11.12.2007

Rant.

Disclaimer: This post is rated "P" for Potty-talk. It may contain some material offensive to cottonheaded ninnymuggins. If you don't want to hear it, walk away....or type "google" or "anthropologie" into your browser thingy.

Okay, so the 1st floor bathroom where I work is the most disturbingly quiet room you have ever encountered in your life. Bathroom should have SOMETHING, okay. Background music, a fan quietly turning, a vent at least, right? Alas, no. Our 3-stall bathroom is horrifyingly silent. When its my time to shine, I pray that no one is in there. Because you can't relax, you know? And if you can't relax, you can't releeeaaaase. And its not like you can just flush and let THAT noise fill up the room b/c the flush is one of those stupid, supersonic flushes that only last 2.4 seconds. Boo.

Bathroom issue #2:
The floors are so shiny that you can see the person next to you's reflection.. and I mean, really well. Like, if you were next to me and I accidentally looked down on the ground, I could say what color pantaloones (spelling?) you were wearing.
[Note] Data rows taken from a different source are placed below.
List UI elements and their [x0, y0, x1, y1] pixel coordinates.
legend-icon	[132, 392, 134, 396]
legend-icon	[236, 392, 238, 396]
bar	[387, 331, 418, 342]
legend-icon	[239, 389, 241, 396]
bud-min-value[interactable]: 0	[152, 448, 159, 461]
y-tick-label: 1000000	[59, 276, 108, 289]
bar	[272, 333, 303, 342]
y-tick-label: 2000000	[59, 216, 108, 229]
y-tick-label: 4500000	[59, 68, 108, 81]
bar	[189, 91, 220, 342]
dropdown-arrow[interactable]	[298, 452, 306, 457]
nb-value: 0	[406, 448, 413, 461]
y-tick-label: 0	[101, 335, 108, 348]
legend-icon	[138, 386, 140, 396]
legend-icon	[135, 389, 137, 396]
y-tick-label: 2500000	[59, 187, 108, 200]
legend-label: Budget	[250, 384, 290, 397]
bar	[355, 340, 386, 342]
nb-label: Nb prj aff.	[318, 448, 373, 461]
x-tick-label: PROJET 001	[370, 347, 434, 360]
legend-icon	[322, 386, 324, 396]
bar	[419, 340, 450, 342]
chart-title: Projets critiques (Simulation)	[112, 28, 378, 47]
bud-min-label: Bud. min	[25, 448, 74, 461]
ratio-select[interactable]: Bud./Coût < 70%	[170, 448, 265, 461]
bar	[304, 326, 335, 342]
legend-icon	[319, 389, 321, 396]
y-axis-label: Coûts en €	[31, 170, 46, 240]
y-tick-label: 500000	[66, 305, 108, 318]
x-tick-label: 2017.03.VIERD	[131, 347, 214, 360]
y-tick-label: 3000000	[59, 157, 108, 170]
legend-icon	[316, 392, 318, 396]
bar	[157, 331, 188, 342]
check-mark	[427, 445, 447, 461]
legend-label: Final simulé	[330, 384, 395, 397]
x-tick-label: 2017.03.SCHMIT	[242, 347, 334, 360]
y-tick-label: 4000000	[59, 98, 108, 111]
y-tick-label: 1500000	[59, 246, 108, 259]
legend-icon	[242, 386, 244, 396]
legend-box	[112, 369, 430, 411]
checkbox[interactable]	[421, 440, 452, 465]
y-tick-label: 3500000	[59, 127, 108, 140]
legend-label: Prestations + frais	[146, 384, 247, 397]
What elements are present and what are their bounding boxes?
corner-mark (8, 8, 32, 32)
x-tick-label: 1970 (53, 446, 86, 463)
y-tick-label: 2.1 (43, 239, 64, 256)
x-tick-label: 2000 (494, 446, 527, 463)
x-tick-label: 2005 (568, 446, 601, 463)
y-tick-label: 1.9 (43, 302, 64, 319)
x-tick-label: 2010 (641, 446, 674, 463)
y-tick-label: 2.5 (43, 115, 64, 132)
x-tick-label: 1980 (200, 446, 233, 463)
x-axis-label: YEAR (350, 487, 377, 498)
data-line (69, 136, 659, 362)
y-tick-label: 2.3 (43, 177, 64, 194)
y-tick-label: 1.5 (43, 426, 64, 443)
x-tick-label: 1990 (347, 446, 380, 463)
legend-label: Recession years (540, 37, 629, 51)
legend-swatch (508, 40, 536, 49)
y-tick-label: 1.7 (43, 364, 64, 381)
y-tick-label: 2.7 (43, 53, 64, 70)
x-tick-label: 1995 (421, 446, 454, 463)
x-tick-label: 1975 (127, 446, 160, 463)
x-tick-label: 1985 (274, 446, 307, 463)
So, you spend your time trying to relax, focusing super hard on not looking at the floor, and also keeping your reflection as modest as possible. This is not conducive to the aforementioned "release".

Needless to say, the bathrooms are difficult to go #1 in, let alone drop the kids off. Incidentally, I walk upstairs to the 2nd floor bathroom at least three times a day so I don't have to camp out on the toilet and wait for the stalls to empty along with the stinking girl taking her sweet time at the sink. And then, you're all paranoid, like "wait, is someone coming in?" Muscles contract! And so, in summary, thank you, higher ups, for the exercise.

Good day.

7 comments:

freakface said...

Um, could you please edit that post and insert a STRONGER warning? Eww!

Lora said...

TMI!!!!!!!!!!!!

Anonymous said...

You are funny, Camille. I never really know WHAT to expect with you!
Adrian

Brooke & Freeland said...

Out of control... I love it. Preach the truth camille.. preach it. We all need to know these kinda things!! And we need to know when it happens to us - were not alone! Because .. lets be honest.. it does happen to all of us!

Cece said...

I totally get this...I find myself when the need arises, walking to the other end of the church to one of the other bathrooms instead of going right across the hall for fear of any of the other lovely ladies invading my very personal bathroom time.

Cece said...

P.S. Today the seventh and final season of Gilmore Girls came out on DVD. Let's all take a moment of silence.

Anonymous said...

You stopped by Erie Blog Watch so I thought I would return the favor Camille.
Here is my post there:

Anonymous said...
Oxymoron all you want, O Jennings Seceder. All of Erie already knows that Camille Jennings is an Oxy-doll.

I hope the release problem is getting better for Camille too.
Otherwise, the drug companies will run ads for Oxy-control tablets for swift boating in the stalls.

Camille Jennings has performed a HUGE public service for Erie too.
She revealed that the ladies room stall floors are so shiny that you can see the color of the underwear on the lady releasing next door.
(Camille, point of order: "No more crap about 'dropping the kids off', puleeze")

But the public service? Who among us has not had their mother warn them to always wear clean underwear as you never know when you might have an accident. A cute nurse or doctor (perhaps even the scalpel skill-sharpened Adam???) may then see your Oxydol-free underwear spots---in color at Camille's!!!
Listen to your mother....and, Camille. You never know who is lurking in that stall. And, with their cell phone uploading your "color choices" and more online. Yikes.

I think this is safely filed under "Outing".

November 17, 2007 6:35 PM


Anonymous said...
I have emailed Bill Gates at Microsoft regarding blog etiquette at The Jennings Secede From The South as Camille describes her sincere efforts in the bathroom stall as she tried "dropping the kids".

Bill was aghast.
Now I know the email policy at Erie Blog Watch and the Hitler-ish inflexibility at exceptions, but the word comes from the top here and I'm sure this is exception worthy.

Bill Gates says the proper expression in this particular instance for ALL blogs is
"Delete Cookies".

This has been a public service at no charge brought to you by Erie Blog Watch watcher.